If the younger generation is going to have to work till 70, work patterns must be redesigned to accommodate its needs. The 1990s assumption that early retirement was to become increasingly prevalent must be reversed, so that proper accommodation is made for older workers. Companies will have to rework their career paths also, moving them a long way back towards the gerontocracies of the US 1920s or Japan today. If it is difficult for a 65 year old employee to be accepted in a junior role by a 35-40 year old boss, it follows that successful companies will need correspondingly fewer 35-40 year old bosses.

The effect of a move back to older workers will be far greater in some sectors than in others. In retailing or automobile manufacturing, for example, much of the workforce is already at or near retirement age, so an extension of retirement will not significantly change the nature of the business (though over time it will eliminate the auto industry’s problem of excessive unfunded pension and healthcare costs.)

In investment banking and consulting, on the other hand, the effect will be enormous, moving both industries back towards their patterns of 50 years ago. Companies will pay consultants for their experience, rightly presuming that the latest analytical techniques may add little value to their business, while in investment banking the focus will move back towards client service and long term relationships and away from the attempt to make a quick buck on the trading desk. In both businesses, other changes will be a reduction in the resources devoted to travel and the hours worked by the top practitioners, It will become obvious to the industries themselves, rather than merely to their outside observers, that 90-hour weeks and excessive travel add far less value than is brought by experience in the field concerned.
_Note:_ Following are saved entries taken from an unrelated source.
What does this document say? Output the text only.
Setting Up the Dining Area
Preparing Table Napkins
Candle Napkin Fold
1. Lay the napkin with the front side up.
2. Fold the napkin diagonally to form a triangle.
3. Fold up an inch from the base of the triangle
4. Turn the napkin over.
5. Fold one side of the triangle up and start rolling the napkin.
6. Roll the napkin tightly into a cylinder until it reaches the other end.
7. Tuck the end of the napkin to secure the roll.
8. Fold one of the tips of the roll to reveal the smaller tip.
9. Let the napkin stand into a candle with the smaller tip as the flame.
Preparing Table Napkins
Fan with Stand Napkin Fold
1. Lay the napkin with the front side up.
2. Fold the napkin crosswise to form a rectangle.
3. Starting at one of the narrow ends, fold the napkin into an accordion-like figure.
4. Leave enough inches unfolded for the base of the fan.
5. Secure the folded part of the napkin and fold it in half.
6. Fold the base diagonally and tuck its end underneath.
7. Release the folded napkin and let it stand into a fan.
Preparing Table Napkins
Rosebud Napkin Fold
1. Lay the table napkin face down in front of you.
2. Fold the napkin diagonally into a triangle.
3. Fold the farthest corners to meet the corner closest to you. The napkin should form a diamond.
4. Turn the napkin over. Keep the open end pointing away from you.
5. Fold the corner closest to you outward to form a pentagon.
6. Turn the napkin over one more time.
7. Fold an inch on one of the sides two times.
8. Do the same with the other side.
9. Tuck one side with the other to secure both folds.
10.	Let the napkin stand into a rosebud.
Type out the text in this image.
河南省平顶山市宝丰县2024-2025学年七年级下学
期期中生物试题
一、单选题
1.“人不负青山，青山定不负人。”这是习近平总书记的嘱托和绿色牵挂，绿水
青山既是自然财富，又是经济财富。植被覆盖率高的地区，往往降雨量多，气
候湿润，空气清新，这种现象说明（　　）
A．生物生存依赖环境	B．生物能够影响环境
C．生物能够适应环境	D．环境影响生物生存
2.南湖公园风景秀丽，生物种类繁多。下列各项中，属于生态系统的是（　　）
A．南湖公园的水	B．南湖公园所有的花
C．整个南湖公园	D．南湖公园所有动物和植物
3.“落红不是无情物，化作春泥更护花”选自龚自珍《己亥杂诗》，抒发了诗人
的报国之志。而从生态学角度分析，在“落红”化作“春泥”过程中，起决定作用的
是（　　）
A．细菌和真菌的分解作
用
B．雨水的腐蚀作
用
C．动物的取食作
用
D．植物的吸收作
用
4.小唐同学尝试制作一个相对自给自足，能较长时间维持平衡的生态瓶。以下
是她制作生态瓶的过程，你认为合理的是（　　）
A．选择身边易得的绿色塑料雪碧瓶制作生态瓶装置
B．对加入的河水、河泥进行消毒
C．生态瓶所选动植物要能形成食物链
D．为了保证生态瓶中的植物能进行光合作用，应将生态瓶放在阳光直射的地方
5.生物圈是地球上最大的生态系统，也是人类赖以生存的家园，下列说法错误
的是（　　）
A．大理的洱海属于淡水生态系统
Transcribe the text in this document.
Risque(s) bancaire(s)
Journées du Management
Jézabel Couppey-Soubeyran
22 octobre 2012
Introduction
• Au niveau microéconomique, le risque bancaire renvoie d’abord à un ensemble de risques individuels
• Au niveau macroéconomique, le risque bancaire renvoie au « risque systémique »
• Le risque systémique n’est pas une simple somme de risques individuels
A further restructuring will have to take place in education. It is already counterproductive to concentrate education at the beginning of the working life; over a couple of decades skills rust and, more important, become obsolete. This is particularly the case in fast moving technological sectors such as IT and biotech, where a degree that is 20 years old is almost worthless. The obsolescence factor will become much more severe when careers stretch half a century. A 65 year old executive who still has all the mental acuity and energy to perform well at the top level will be unable to do so if his technical and even business education is 40 years in the past.

Successful careers will thus include periods of intellectual refreshment, probably accounting for 1 year in every 10 of the career, when the executive will immerse himself in the latest technologies and management techniques or, if it seems appropriate, retrain for another field. Human resources departments and headhunters will themselves need to be retrained, to eliminate their current ageism and recognize that an executive with 30 years experience in another field and retraining into their own is not the equivalent of a raw college recruit. Financial arrangements such as mortgages will need to be restructured, to make it financially possible for executives to return to education for a year in mid-career. Suitable tax incentives, perhaps replacing the home mortgage interest deduction, will encourage savings for retraining and family care during the retraining period. Further tax incentives will encourage companies to hire the middle aged and mothers returning to the workforce and not to overpay the young – it needs to be more difficult to retire at 48 and easier to find a new job at 62.

The current paradigm of a world of ever-accelerating instability, aggression that short-circuits ethics and thirst for short term returns will go, for actuarial as much as for market reasons. It will not be missed.